Today we write with a heavy heart about what has come to be known as the Toronto Carnival. As mas’ aficionados look forward with great anticipation to the 50th anniversary of the festival next summer, the scenario now being played out by some aspirants for leadership in the running of the extravaganza is not a pretty one.
Confusion reigns within what might be described as the carnival fraternity as emails and petitions fly through cyberspace to land among interested parties who are now not sure who will run the festival. – or indeed. who should run it.
Will the Festival Management Committee (FMC) continue to run the Carnival as it has been doing for the last ten years? And what about the Caribana Arts Group (CAG) whose leadership has remained mum so far about its plans for the 50th anniversary celebrations? Will the CAG join with the FMC, as some has suggested ?
With less than a year before Toronto Carnival 2017 hits the road, there continues to be a great deal of uncertainty about which way the festival is heading. This does not augur well for a cultural event which appeared to have had a great future and which was described as the largest festival of its kind in North America.
Clearly, the current management of the festival leaves much to be desired. The festival was modelled after the Trinidad carnival but has lost its way and the spirit of mas’ as a people’s event which existed in the days of Caribana is fast disappearing.
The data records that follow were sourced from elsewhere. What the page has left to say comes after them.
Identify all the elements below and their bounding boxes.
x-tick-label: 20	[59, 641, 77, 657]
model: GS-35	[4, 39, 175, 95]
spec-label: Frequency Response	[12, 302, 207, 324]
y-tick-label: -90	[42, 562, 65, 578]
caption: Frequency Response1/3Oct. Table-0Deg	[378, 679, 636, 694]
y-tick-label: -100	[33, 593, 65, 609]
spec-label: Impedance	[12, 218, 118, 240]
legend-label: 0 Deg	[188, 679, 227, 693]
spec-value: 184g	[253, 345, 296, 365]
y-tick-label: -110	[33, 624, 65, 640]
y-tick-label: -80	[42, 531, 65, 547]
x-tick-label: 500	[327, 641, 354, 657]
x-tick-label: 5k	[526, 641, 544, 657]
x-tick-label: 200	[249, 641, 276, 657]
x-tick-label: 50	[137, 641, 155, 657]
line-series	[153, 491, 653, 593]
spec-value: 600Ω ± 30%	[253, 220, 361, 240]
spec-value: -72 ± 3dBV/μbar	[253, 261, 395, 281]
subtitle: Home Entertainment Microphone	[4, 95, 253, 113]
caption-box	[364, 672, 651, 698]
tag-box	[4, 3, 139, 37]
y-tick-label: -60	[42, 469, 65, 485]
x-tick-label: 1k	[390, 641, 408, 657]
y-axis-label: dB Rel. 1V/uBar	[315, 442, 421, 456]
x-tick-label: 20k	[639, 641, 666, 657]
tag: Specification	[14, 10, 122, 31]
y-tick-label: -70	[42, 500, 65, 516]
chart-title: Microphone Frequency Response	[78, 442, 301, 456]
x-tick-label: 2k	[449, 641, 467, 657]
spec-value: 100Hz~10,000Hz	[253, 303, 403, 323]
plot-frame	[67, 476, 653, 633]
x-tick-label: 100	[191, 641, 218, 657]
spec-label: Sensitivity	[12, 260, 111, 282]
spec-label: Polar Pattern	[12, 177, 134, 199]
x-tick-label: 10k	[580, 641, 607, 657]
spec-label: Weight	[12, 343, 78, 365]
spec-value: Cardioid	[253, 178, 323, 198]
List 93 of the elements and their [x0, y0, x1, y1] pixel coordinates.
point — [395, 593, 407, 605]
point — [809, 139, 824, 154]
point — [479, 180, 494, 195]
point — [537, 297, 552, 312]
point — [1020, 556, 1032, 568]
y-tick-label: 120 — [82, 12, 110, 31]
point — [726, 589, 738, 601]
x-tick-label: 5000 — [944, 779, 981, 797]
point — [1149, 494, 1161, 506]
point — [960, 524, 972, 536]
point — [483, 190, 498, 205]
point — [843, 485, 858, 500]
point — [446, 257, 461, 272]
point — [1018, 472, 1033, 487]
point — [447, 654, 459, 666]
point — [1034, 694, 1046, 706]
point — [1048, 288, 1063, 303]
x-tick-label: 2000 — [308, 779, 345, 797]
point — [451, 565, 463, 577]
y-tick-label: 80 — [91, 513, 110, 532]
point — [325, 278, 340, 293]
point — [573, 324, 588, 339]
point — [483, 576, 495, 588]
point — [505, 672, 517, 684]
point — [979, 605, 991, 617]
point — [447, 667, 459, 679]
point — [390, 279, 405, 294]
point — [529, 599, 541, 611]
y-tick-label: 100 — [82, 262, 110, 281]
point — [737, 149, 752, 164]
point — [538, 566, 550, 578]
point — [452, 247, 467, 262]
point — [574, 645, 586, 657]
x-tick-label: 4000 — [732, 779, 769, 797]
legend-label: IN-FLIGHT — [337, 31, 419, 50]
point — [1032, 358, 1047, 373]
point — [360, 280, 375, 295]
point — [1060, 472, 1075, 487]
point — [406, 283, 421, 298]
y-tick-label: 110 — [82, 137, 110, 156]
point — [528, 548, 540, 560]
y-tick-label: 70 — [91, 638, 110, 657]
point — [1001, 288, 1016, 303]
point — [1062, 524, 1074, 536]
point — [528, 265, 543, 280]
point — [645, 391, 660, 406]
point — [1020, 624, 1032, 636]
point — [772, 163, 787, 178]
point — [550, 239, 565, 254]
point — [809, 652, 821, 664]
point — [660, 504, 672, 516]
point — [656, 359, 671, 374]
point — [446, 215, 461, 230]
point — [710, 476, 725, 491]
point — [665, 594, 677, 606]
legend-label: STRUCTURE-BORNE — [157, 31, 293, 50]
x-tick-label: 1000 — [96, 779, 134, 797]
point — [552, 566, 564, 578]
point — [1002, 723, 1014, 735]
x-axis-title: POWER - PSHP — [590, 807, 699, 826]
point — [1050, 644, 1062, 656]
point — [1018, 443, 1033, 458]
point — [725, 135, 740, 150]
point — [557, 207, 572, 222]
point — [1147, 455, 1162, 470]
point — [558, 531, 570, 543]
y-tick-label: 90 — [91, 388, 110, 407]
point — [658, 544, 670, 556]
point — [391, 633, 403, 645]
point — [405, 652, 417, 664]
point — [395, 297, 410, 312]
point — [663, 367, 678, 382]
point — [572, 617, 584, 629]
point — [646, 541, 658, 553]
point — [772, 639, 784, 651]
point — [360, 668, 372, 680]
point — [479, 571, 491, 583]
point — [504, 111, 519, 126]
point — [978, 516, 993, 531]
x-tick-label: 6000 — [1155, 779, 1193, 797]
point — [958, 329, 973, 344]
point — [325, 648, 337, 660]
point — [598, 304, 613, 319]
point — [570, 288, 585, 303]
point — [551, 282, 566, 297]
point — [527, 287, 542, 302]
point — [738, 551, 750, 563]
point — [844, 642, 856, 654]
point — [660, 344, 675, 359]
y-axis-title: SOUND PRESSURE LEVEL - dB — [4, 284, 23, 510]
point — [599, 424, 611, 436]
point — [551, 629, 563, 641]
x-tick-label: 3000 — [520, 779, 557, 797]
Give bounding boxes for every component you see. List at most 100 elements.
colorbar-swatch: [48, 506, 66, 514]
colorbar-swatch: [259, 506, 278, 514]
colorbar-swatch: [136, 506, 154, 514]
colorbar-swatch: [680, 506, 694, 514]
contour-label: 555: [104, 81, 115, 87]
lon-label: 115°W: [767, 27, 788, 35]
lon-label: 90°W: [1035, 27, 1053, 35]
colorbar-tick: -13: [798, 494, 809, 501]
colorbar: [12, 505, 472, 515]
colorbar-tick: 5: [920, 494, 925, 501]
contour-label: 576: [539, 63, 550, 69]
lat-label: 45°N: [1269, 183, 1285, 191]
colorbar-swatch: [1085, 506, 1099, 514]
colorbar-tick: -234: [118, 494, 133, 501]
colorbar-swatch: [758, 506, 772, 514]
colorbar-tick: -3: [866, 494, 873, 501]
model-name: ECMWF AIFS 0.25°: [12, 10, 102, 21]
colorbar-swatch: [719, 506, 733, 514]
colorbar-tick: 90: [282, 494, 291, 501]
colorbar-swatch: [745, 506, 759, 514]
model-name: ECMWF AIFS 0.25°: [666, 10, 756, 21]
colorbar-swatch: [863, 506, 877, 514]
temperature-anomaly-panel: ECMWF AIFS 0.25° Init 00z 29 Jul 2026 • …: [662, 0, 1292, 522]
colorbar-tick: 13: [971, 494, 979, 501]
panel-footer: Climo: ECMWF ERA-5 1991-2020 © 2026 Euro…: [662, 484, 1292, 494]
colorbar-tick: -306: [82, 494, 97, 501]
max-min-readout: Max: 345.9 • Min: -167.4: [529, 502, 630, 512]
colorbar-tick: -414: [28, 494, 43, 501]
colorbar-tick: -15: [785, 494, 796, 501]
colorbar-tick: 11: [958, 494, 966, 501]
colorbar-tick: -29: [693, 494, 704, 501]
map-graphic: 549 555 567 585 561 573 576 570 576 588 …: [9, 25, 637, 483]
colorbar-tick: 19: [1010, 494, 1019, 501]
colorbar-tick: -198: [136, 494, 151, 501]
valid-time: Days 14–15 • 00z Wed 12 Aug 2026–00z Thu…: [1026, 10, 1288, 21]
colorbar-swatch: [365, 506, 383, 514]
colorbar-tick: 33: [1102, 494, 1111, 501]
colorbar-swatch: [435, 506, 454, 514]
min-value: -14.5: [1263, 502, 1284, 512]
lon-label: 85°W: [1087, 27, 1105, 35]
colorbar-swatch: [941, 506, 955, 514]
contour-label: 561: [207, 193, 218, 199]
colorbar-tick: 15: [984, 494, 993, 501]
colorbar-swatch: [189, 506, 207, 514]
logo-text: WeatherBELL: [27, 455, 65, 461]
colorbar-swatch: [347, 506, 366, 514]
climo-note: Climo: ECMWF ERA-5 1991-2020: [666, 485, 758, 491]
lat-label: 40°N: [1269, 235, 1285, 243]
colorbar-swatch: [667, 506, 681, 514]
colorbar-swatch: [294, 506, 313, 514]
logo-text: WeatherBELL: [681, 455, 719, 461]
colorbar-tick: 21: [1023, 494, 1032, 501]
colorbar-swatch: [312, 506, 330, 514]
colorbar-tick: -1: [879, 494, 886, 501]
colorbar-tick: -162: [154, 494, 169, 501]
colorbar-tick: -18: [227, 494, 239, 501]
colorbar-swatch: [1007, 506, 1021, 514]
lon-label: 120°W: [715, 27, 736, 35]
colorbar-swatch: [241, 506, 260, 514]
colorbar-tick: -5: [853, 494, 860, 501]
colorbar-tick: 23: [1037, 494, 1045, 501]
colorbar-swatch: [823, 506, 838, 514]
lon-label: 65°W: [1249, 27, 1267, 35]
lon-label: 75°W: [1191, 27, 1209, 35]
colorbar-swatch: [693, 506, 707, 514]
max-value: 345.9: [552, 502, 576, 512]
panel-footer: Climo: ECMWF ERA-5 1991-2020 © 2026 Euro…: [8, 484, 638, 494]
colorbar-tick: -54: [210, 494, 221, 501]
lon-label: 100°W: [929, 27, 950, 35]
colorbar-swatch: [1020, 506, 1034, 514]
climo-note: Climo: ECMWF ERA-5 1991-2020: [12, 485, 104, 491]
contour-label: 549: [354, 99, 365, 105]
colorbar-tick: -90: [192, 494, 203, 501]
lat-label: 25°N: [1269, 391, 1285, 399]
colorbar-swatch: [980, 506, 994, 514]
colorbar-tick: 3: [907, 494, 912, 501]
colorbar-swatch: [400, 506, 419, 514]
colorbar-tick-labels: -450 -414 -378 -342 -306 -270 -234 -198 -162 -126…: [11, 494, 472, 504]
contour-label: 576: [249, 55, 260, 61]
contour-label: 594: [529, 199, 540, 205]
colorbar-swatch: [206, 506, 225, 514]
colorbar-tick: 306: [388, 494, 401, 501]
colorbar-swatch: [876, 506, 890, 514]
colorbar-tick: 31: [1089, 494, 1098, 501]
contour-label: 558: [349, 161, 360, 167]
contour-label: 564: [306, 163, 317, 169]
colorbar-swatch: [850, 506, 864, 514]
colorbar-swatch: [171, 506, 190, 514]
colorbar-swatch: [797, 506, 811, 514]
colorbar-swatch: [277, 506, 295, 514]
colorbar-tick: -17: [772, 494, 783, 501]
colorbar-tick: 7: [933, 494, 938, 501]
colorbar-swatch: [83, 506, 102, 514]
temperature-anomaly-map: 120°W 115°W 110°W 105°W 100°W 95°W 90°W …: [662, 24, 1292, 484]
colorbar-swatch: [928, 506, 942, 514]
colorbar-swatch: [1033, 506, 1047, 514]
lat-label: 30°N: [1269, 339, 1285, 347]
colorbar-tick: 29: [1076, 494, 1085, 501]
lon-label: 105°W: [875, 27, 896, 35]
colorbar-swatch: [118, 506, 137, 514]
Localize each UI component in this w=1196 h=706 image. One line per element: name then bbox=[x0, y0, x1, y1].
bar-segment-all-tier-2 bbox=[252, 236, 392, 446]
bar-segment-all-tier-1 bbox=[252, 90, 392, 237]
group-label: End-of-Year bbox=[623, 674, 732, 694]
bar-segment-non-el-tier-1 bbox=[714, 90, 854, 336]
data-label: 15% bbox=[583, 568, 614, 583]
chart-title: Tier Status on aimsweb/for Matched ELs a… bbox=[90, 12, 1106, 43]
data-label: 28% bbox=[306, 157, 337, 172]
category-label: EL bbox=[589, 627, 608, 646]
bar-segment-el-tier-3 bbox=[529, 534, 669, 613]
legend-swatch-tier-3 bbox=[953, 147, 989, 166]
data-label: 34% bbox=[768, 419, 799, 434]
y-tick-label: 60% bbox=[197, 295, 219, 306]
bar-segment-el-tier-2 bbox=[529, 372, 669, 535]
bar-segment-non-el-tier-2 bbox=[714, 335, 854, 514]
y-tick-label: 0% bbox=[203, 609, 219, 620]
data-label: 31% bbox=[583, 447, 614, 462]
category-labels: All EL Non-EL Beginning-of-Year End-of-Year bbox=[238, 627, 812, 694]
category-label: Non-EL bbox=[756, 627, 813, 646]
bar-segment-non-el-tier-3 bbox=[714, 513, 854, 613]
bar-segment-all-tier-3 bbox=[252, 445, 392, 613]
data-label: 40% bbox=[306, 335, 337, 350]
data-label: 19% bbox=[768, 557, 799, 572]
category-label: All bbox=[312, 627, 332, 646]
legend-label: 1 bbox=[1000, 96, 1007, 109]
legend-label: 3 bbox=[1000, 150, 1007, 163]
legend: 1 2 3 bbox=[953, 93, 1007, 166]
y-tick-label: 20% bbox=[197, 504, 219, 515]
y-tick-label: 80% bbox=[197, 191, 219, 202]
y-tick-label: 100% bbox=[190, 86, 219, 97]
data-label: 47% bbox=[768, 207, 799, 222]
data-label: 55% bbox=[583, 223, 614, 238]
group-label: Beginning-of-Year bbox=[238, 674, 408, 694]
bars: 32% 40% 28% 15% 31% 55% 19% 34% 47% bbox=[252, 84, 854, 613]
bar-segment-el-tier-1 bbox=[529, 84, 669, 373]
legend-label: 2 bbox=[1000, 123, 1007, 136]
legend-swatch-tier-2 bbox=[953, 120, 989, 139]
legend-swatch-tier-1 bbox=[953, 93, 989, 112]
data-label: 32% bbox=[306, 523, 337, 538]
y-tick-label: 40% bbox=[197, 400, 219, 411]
What is clearly needed is someone skilled in the carnival arts with management ability who can revive the wilting spirit of the festival and return it to its pristine glory.
There is, of course, the cynical view that the Toronto carnival is nothing more than an annual “jump up” that puts money in the pockets of various businesses in the city. As for the costumed revellers themselves, many of them have no interest whatsoever in who’s running the festival. Just put on the mas’ and they will jump.
It is clear that over the many years that the Toronto carnival has been in existence, the band leaders, without whom there would be no carnival, has shown no ability or serious interest in running the festival. Bending wire? Yes. Running the festival? Nah.
So what we are now noticing are some “carnival politicians” who, like crabs in a barrel, see an opportunity to promote themselves as community leaders and eventually take over from an elected body whose legitimate aims are to reclaim community ownership of the festival. Some of these aspirants to ” carnival power” to which we are referring, have no qualms about ” playing the race card” to try and achieve their objectives. In their cyber messages, they claim that the carnival is a Black or African event and make insulting remarks about some of the people who are quietly working towards the goal of community ownership of the festival but are not Black.
Some of these aspirants to “carnival power” express fears of losing their legacy.
What legacy? A legacy of confusion? A legacy of black-on-black battles within the old Caribbean Cultural Committee (CCC) which ran Caribana? A legacy of lack of accountability?
In the early days of the CCC there was talk about Caribana having its own cultural centre and about scholarships which the organization would provide to young people in the community. Wonderful ideas. What happened? No cultural centre and no scholarships under the ” leadership” of the CCC. In fact the organization often had problems paying its bills. Ask the carnival bandleaders about the money problems in the organization.
It comes as no surprise, therefore, that running of the festival is no longer in the hands of what was known as the CCC.
Looking forward, we can only hope that well-intentioned people in the Caribbean community, regardless of skin colour, will work together to rescue the festival and make it an event of which we can all be proud once more.
To achieve this calls for proper management which is lacking at the festival.